You shrugged apologetically, before collecting yourself and remembering that you had been listening to a fish speak for several minutes, and that you were clutching a rolling pin, and that you were undoubtedly losing your mind. You advanced towards the fish, which you now thought looked somewhat fearful, and raised the rolling pin, but were unable to develop the fatal blow because the fish was mouthing at you again, but this time its voice sounded quite shakey and pathetic, and just really un-killable.
You wrapped it up quickly in its soggy paper wrapper, which immediately ceased its flapping, stuck it in a plastic bag, and marched it back to the fishmongers where the two brothers were arguing over a large carp in the back of the shop.
You cleared your throat
This fish is alive
You said.
The older fishmonger turned his head and raised a quizzical eyebrow.
You slapped the paper wrapped fish down on the counter and unrolled it where it lolled, quite dead.
The Hassid raised his eyebrow again and stared at you for a moment. He turned back to the carp.
It was alive.
You said
I wouldn’t make this up, what do you think I am, crazy
As you said it, you remembered that you might well be just that.
The younger fishmonger made a shoo-ing motion at you, like you were a stray cat in the midst of all this fish and muttered something in Yiddish to his brother, possibly a comment on your mental health.
You slunk out, leaving the fish behind you. As the shop door pinged your exit you finally realised the language that the fish had been speaking in.

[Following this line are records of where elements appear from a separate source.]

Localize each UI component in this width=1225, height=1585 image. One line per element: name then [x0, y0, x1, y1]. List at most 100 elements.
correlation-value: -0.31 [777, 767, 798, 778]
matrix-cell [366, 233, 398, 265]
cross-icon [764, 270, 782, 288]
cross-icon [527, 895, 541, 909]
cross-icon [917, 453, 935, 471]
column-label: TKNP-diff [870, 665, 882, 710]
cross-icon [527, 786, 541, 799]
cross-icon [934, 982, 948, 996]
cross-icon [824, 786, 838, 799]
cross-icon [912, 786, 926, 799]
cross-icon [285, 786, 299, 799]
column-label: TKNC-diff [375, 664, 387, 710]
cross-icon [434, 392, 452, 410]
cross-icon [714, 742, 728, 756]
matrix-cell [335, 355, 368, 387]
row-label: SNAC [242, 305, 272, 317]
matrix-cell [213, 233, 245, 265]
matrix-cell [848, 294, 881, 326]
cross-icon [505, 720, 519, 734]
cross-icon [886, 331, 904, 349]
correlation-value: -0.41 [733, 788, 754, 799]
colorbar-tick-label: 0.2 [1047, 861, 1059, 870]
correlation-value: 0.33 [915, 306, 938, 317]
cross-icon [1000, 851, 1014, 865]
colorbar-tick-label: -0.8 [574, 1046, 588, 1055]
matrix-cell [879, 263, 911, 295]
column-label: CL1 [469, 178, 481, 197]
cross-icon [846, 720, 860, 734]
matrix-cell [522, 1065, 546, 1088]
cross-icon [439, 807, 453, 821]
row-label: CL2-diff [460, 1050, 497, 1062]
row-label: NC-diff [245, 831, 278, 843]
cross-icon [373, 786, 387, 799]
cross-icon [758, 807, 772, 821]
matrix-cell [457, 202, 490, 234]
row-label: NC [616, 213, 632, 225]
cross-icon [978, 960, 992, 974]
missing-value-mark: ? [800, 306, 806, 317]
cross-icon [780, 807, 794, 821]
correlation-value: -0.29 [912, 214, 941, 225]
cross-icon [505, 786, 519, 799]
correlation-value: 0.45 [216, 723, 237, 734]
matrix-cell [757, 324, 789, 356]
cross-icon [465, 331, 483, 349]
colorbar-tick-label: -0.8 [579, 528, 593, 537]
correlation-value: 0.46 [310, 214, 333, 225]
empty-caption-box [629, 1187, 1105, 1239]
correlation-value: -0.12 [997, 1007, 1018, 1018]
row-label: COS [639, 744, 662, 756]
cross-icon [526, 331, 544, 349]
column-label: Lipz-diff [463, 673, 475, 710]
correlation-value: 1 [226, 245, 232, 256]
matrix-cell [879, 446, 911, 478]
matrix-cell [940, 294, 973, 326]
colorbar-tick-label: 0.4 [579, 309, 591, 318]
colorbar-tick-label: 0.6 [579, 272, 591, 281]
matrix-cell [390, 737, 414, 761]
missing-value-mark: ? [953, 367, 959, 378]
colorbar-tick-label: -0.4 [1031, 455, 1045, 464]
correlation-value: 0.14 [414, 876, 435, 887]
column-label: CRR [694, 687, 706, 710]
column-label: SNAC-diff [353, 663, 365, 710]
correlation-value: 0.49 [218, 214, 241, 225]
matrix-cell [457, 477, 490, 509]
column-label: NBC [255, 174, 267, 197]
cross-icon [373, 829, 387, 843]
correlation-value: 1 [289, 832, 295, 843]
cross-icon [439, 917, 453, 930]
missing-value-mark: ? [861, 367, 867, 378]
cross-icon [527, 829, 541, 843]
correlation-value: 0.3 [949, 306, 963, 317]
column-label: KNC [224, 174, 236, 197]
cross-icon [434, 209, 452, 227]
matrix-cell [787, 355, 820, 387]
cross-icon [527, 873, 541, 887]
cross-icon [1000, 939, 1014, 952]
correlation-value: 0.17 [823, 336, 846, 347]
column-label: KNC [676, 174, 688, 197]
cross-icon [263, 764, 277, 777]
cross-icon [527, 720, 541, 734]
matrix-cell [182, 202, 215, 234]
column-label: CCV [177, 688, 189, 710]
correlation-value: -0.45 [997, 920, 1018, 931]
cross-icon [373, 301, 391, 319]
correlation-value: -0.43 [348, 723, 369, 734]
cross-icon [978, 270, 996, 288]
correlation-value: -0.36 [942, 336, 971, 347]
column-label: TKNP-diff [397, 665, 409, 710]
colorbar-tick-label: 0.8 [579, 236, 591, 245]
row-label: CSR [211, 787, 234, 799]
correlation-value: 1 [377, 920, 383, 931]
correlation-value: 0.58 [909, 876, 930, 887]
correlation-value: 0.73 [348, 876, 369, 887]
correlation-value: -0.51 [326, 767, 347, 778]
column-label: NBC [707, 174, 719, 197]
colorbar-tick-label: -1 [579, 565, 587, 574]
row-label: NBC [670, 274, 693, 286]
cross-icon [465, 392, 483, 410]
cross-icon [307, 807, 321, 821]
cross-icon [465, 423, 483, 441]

When you got home you looked up the two phrases that the fish had repeated the most effusively. You posted them on an online translation forum under the guise that you had overheard someone shouting Hebrew on the underground and had been wondering what they had meant. Tzarich Shmira meant vigilance is needed. Ha-sof ba meant the end is coming. Someone posted jokingly that you must have encountered a prophet.1
End Notes
Go to footnote reference 1.Certain Hasidic sects believe that righteous people can be reincarnated as fish. In January 2003, the final, apocalypse-announcing words of a large carp were witnessed by two fish cutters in New York City’s New Square Fish Market. Hasid Zalman Rosen and his colleague Luis Nivelo were about to turn said carp into gefilte fish. The carp proclaimed itself to the two men as the troubled soul of a recently departed community elder, and quickly became the talk of the local Skver Hasidic community, the wider Hasidic community, and the international press. See Corey Kilgannon, 'Fish Talks Town Buzzes'
Niamh Riordan is an artist and writer who lives and works in Liverpool. She completed an MA in Sculpture at the Slade School of Fine Art in 2013. She is currently interested in incorporating six years of experience working as a cheesemonger into a sculpture practice that centres around material experimentation, and is researching the potential of domestically made bio-plastics as a use for food surpluses whilst attempting to develop a range of milk plastic cutlery.